Dans un texte sur Paulhan publié pour la première fois en 1976, Michel Beaujour décrit l'œuvre bataillienne, ses figures et son programme, comme le comble de la terreur moderne. "Bourreaux et victimes," dit-il, "la tauromachie, les baïonnettes, les barbelés, les sévices et les extases, nous donnent fictivement à jouir," "(leur) terreur est ce qui confère feu et flamme à notre vie d'encre." Et c'est pourquoi, ajoutet il, "il serait instructif d'analyser le déchirement de notre pensée, de nos émotions, entre les deux pôles—apollinien et dionysiaque—que l'on peut désigner par les deux noms de Paulhan et Bataille."1 Quelle que soit ici la pertinence de ce jugement critique—comme de l'analogie qu'il établit avec le dualisme esthétique de Nietzsche—il est fidèle à cette vulgate qui, à la suite principalement de Tel Quel, voit en Bataille un terroriste. Le contraste avec Paulhan, l'évocation d'un Bataille dionysiaque, celle d'une œuvre dont l'excès thématique et conceptuel s'oppose aux poétiques de son époque, voilà les lieux les plus communs de la lecture bataillienne. Celui-ci serait à la littérature du vingtième siècle ce que sont à l'apollinisme, les transgressions du dionysisme tragique.

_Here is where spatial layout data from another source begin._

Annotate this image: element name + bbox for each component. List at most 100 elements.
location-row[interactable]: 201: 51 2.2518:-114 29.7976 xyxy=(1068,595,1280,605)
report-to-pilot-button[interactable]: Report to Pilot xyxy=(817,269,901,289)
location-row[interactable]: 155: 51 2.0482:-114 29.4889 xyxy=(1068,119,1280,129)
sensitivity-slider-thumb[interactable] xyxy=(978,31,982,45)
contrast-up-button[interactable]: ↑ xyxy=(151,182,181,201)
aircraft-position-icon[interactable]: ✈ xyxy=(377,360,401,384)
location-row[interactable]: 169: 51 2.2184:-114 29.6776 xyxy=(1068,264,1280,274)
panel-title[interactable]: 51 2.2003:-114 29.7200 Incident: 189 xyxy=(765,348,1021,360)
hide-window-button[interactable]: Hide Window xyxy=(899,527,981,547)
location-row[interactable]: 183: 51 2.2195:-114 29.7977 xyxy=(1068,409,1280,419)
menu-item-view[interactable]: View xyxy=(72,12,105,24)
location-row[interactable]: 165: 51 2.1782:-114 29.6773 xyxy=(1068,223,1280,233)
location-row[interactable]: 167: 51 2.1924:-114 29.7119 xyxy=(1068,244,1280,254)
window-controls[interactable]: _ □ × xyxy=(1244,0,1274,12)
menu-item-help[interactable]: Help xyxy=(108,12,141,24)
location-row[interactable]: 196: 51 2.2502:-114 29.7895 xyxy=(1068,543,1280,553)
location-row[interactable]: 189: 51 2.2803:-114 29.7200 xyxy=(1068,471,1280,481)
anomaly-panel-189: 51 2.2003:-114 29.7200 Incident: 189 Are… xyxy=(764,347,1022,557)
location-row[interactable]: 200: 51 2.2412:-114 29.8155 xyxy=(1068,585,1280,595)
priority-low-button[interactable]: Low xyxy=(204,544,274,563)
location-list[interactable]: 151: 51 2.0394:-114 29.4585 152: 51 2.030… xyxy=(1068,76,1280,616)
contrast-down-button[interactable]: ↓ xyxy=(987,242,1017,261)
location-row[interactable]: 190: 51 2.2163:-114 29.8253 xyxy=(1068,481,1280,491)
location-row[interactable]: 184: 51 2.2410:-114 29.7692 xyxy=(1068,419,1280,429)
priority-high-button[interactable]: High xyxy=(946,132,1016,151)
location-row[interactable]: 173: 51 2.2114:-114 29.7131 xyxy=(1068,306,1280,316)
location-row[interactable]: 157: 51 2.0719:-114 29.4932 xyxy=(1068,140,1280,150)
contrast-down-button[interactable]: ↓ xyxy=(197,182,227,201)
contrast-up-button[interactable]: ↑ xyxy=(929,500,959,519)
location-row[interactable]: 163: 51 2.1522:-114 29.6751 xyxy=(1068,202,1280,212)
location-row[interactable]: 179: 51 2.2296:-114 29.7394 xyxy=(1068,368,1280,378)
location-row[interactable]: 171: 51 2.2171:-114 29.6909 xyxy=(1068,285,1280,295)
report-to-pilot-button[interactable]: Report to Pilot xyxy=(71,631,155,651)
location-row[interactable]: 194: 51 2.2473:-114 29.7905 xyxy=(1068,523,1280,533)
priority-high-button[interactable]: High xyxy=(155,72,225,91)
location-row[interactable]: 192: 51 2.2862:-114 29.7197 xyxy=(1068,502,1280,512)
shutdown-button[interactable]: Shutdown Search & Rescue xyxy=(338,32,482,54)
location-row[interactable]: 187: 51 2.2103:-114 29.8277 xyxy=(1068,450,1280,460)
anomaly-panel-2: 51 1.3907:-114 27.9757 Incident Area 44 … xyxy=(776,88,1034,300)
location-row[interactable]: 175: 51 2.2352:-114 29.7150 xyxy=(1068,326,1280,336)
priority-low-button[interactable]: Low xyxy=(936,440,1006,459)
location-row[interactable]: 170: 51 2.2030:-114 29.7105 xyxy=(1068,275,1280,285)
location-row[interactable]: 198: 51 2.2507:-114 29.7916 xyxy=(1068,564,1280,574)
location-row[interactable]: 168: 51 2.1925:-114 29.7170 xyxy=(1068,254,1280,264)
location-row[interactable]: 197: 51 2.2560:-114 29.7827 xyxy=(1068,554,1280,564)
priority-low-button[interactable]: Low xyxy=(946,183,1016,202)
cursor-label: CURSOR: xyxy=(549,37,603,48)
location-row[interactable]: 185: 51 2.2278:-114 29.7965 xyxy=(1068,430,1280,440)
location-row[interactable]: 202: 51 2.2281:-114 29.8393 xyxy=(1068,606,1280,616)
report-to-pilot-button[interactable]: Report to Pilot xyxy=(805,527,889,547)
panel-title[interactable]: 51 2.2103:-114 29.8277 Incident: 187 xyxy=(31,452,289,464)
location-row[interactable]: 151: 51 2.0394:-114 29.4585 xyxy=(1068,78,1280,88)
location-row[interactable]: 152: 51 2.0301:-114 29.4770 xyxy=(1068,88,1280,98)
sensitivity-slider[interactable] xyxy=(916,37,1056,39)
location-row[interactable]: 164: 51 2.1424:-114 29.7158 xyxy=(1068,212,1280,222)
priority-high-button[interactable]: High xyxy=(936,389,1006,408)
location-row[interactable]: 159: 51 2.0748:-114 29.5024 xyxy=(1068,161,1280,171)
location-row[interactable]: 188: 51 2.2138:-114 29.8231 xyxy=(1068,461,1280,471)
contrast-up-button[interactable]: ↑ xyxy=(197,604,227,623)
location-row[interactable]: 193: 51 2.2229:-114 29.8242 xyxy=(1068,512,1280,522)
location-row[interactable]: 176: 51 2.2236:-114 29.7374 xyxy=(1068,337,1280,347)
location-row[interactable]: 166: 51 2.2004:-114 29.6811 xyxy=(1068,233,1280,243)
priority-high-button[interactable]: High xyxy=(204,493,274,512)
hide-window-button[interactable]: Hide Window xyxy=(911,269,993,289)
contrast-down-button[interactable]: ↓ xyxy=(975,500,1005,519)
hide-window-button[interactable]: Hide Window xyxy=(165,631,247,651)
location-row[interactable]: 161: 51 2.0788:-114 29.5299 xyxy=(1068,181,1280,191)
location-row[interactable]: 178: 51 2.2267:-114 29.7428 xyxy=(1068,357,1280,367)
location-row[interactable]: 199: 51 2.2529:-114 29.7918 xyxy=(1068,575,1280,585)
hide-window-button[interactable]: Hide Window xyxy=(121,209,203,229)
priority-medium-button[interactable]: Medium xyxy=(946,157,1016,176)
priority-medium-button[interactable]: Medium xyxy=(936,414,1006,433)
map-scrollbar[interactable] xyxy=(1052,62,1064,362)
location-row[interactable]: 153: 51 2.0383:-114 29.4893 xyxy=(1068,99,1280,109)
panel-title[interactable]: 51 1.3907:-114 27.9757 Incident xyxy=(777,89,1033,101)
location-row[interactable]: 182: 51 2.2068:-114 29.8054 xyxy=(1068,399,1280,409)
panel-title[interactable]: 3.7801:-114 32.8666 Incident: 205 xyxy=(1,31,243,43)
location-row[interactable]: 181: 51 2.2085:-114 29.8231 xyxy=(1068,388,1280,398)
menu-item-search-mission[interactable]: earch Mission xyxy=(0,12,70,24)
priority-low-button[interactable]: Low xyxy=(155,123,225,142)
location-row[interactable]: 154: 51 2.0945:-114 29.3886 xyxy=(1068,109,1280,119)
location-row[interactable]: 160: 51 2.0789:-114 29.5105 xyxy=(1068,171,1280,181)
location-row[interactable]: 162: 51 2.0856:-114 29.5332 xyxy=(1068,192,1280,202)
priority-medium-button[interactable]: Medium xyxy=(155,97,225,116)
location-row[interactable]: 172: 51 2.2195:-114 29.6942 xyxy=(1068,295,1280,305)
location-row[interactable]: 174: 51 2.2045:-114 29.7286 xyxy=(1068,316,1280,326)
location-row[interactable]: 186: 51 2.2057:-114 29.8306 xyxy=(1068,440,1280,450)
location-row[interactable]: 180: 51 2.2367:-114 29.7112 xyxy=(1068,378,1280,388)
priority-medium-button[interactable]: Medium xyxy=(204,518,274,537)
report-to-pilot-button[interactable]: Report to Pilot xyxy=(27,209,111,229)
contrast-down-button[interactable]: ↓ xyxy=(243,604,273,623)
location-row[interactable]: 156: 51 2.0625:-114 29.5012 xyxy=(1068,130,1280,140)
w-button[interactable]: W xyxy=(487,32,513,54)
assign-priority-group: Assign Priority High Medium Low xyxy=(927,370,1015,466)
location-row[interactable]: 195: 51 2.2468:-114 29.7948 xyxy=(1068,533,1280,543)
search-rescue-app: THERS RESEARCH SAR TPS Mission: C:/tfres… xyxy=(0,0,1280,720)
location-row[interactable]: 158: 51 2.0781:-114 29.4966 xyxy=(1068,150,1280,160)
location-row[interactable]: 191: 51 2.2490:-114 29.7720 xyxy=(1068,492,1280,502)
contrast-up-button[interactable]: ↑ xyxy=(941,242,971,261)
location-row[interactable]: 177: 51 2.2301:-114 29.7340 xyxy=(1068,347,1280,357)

Une telle lecture, au reste, est indéniable. Elle reflète ce qui fait, chez Bataille, plus qu'une imagerie ou un style d'écriture—le sacrifice figuré ou littéral de ses images—mais aussi l'économie dépensière de sa contestation générale des savoirs et des textes. L'œuvre bataillienne semble en tout et partout terroriste. Elle le paraît dans le dépouillement brutal de son écriture, dans le caractère inaugural de la position critique qu'elle prend par rapport aux écoles littéraires de son temps (le surréalisme) et dans ce programme a-poétique qui, depuis "l'hétérologie" jusqu'au dernier texte de L'Impossible, prétend [End Page 141] déchirer la poésie moderne dans l'expérience de son extase ou de son supplice.2 Elle l'est également en ceci: que ce projet anti-littéraire du non-savoir bataillien se pense moins peut-être comme un programme que comme une performance—celle, aura-t-on dit, de son écriture. L'écriture bataillienne, a-t-on encore affirmé, entend arracher à soi la littérature, séparer sa "pratique" textuelle des spéculations théoriques et métaphoriques de sa poésie. Sa "transgression" de soi par soi prétend à un suicide en acte de l'écriture, à un mourir toujours instant et qui, moyennant bien sûr une inversion de signe, est bien en effet symétrique de ce vécu expressif du langage que revendiquent les terroristes contemporains.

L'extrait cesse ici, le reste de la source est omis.